The Lucky Ones
Is it possible to live your best life as a homeschooler? In other words, is homeschooling a sacrifice of self, giving up what could have been a rich adulthood? Or is it a means to your best adult life—the one you’d pick again because it was just so danged wonderful?
Jeanne Faulconer, Director of Brave Writer’s Homeschool Alliance, said to me recently that homeschooling is more than an education for kids. It’s a life-practice. It’s a path, a way, a philosophy of living that guides, well, everything while you are living a homeschool life.
I had a bolt of clarity. That’s how I feel about writing.

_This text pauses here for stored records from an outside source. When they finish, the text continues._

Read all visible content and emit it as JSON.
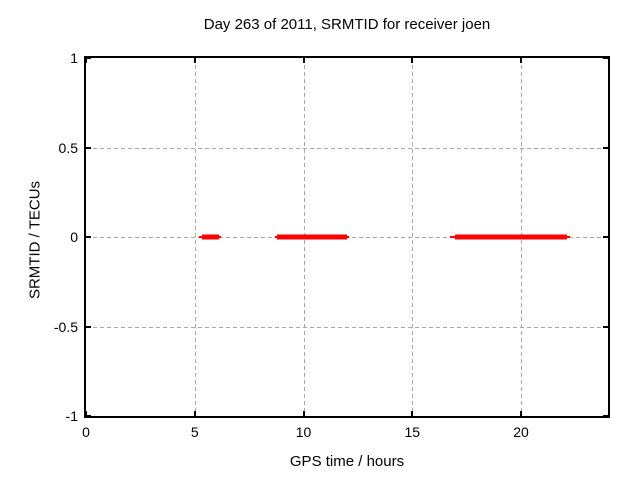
{
  "chart_data": {
    "type": "line",
    "title": "Day 263 of 2011, SRMTID for receiver joen",
    "xlabel": "GPS time / hours",
    "ylabel": "SRMTID / TECUs",
    "xlim": [
      0,
      24
    ],
    "ylim": [
      -1,
      1
    ],
    "grid": true,
    "legend": "none",
    "x_ticks": [
      {
        "v": 0,
        "label": "0"
      },
      {
        "v": 5,
        "label": "5"
      },
      {
        "v": 10,
        "label": "10"
      },
      {
        "v": 15,
        "label": "15"
      },
      {
        "v": 20,
        "label": "20"
      }
    ],
    "y_ticks": [
      {
        "v": 1,
        "label": "1"
      },
      {
        "v": 0.5,
        "label": "0.5"
      },
      {
        "v": 0,
        "label": "0"
      },
      {
        "v": -0.5,
        "label": "-0.5"
      },
      {
        "v": -1,
        "label": "-1"
      }
    ],
    "series": [
      {
        "name": "SRMTID",
        "style": "thick horizontal segments at y=0",
        "segments": [
          {
            "y": 0,
            "x_thick": [
              5.35,
              6.1
            ],
            "x_thin": [
              5.2,
              6.2
            ]
          },
          {
            "y": 0,
            "x_thick": [
              8.8,
              12.0
            ],
            "x_thin": [
              8.7,
              12.1
            ]
          },
          {
            "y": 0,
            "x_thick": [
              16.95,
              22.1
            ],
            "x_thin": [
              16.75,
              22.25
            ]
          }
        ]
      }
    ],
    "colors": {
      "line": "#ff0000",
      "grid": "#a9a9a9",
      "axis": "#000000",
      "background": "#ffffff"
    }
  }
}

It’s a practice, a process, it’s a way of life for me. Academic writing is important and we teach it, but it’s a subset of the vitality of writing. Writing is self-expression, a chance to engage your own mind and the responses of readers interested in your original thinking.
Homeschooling is the pursuit of knowing, learning, exploring the big bold beautiful world without the pressures of school. (Wow! Reread that sentence.) It’s a chance to nurture intimacy with children, not just marshall them into study habits. It’s a way of life because life and learning become one. We’re literally training our own brain chemistry to be curious over correcting, to go for insight over parroting.
We’re not martyrs.
We’re not giving up our adulthood for our kids.
We’re the lucky ones—each day we yield to not knowing yet in pursuit of knowing a little more that means something to someone in our homes. What an adventure!
In hindsight, I can easily say homeschooling let me live my best life. I hope we can help you say the same.